The shooting occurred in September 2009 when Powell and two men arranged to rob another man during a marijuana deal. The robbery attempt went awry, and Powell fired at the fleeing man in the parking lot of a Georgetown McDonald's, according to court documents.

The incident led to a police chase that ended when Powell fired a shot at a police car, fatally wounding the 29-year-old officer and father, court documents said.

Powell was found guilty of first-degree murder and other charges in February 2011. He was sentenced to death in May of that year.

Spicer's mother, Ruth Ann, has been vocal in the past about the court not overturning Powell's death sentence, but a person who answered the phone at her house Thursday said she was not available to comment.

Justice James T. Vaughn Jr., listens to oral arguments in the case of D. Powell vs. State at the Delaware Supreme Court in Dover.

 

 

 

 

 

 

 

"All the evidence was submitted, and everything was there in black and white," she told the News Journal in August. "He [Powell] was guilty. The charges were found and they were applicable to the death penalty. So I feel that those people that went through a trial and their sentences were given to them, that is the sentence they were given.
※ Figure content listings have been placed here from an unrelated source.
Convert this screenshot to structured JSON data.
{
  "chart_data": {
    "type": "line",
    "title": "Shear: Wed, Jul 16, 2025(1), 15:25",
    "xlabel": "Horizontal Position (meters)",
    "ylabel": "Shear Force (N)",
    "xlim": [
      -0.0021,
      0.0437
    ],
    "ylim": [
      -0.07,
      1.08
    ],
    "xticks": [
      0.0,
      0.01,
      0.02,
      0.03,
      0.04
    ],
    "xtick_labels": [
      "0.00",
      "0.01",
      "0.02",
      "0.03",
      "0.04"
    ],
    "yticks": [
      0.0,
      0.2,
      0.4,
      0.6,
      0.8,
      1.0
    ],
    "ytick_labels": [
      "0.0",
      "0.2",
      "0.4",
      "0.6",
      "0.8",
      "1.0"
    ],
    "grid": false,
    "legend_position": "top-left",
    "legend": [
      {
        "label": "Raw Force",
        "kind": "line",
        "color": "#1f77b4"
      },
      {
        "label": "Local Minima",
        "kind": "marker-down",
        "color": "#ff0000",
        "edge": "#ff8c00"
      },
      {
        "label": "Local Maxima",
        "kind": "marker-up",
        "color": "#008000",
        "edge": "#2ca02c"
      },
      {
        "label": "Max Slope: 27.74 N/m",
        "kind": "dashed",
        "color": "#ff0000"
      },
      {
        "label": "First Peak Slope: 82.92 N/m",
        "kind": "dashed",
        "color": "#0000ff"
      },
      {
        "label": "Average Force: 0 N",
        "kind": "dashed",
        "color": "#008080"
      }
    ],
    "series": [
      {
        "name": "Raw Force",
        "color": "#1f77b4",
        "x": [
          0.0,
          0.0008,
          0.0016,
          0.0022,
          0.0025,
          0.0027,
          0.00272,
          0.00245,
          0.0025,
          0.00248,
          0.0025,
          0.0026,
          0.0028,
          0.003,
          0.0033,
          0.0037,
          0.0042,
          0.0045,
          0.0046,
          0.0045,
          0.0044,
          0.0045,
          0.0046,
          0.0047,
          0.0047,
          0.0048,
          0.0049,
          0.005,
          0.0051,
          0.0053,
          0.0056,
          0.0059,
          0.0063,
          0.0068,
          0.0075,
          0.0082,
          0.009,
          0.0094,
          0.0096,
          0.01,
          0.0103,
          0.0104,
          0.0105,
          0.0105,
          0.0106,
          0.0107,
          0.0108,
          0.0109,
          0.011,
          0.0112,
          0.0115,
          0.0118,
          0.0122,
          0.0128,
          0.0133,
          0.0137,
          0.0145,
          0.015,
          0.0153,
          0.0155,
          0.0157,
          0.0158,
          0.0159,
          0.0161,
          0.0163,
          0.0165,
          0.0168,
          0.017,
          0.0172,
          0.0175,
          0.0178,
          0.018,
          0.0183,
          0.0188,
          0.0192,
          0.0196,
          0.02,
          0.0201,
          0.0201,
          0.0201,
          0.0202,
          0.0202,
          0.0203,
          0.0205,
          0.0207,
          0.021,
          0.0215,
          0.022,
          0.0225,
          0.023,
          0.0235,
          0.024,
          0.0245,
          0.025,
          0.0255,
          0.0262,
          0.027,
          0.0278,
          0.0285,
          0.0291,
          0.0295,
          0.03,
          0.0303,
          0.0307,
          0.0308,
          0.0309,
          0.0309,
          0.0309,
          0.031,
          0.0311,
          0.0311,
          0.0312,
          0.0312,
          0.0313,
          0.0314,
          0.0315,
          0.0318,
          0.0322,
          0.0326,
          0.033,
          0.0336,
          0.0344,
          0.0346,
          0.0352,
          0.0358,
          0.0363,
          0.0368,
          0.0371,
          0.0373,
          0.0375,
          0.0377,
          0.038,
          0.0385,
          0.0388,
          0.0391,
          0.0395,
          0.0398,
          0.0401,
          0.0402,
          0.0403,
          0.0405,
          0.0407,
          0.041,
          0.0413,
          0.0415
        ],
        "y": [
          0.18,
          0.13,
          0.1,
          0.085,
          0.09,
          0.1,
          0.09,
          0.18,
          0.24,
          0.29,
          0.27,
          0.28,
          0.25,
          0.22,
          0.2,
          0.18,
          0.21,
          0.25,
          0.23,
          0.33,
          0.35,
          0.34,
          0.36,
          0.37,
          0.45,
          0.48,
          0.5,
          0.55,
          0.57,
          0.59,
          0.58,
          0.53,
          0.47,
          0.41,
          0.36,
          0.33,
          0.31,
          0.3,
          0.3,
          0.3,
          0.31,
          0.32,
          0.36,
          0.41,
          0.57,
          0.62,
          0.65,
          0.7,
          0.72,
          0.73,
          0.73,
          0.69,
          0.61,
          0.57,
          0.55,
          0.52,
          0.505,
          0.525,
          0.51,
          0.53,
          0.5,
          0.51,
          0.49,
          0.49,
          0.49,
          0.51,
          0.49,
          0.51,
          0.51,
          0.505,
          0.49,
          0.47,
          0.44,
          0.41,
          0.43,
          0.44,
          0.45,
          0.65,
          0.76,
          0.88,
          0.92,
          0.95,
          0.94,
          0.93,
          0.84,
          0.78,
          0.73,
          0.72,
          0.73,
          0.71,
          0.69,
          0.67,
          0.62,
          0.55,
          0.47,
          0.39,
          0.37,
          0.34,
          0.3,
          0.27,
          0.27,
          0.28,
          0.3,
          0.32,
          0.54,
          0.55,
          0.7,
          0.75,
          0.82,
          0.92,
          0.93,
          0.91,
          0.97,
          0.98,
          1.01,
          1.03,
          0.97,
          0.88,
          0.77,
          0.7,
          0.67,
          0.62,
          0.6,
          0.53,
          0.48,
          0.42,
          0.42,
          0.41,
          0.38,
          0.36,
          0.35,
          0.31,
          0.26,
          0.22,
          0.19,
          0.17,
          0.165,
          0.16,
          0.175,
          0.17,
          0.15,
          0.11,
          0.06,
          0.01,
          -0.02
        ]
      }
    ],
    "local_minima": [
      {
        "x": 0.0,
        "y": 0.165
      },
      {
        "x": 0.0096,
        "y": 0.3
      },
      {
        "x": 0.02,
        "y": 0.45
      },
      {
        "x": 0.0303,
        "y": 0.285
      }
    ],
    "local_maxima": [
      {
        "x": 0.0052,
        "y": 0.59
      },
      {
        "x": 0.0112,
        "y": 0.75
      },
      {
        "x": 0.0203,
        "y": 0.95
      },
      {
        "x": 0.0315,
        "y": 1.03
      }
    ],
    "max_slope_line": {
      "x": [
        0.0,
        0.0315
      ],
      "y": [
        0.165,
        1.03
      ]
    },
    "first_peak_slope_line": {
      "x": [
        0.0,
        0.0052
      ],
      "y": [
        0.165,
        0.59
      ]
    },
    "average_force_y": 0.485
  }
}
That is the sentence they deserve."

Some of the men whose lives have now also been spared along with Powell include James E. Cooke Jr., convicted in the 2005 rape and murder of University of Delaware sophomore Lindsey Bonistall, and Craig Zebroski, convicted of killing a New Castle gas station attendant during a botched robbery attempt in 1996.

Otis Phillips, the man convicted in the fatal shootings at a soccer tournament in Wilmington's Eden Park, was previously on death row, but prosecutors said he is no longer eligible for the death penalty since his case is still being heard on direct appeal.

At the heart of the issue before the court was whether the convicted murderers sentenced to death should be executed under a rule against retroactively applying new rulings on constitutional issues.

The five justices, including Justice James T. Vaughn Jr. who dissented in the August ruling, found that their prior decision to invalidate the death penalty law constituted a "new watershed procedural rule" that must be applied retroactively.

That decision is consistent with two prior ones in Delaware where the court vacated all death sentences after finding the law was unconstitutional. It occurred in 1973 when three prisoners were let off death row and then again four years later when nine prisoners had their sentences vacated.

"In my view, there was really no other alternative than to invalidate Mr. Powell's death sentence," O'Neill said.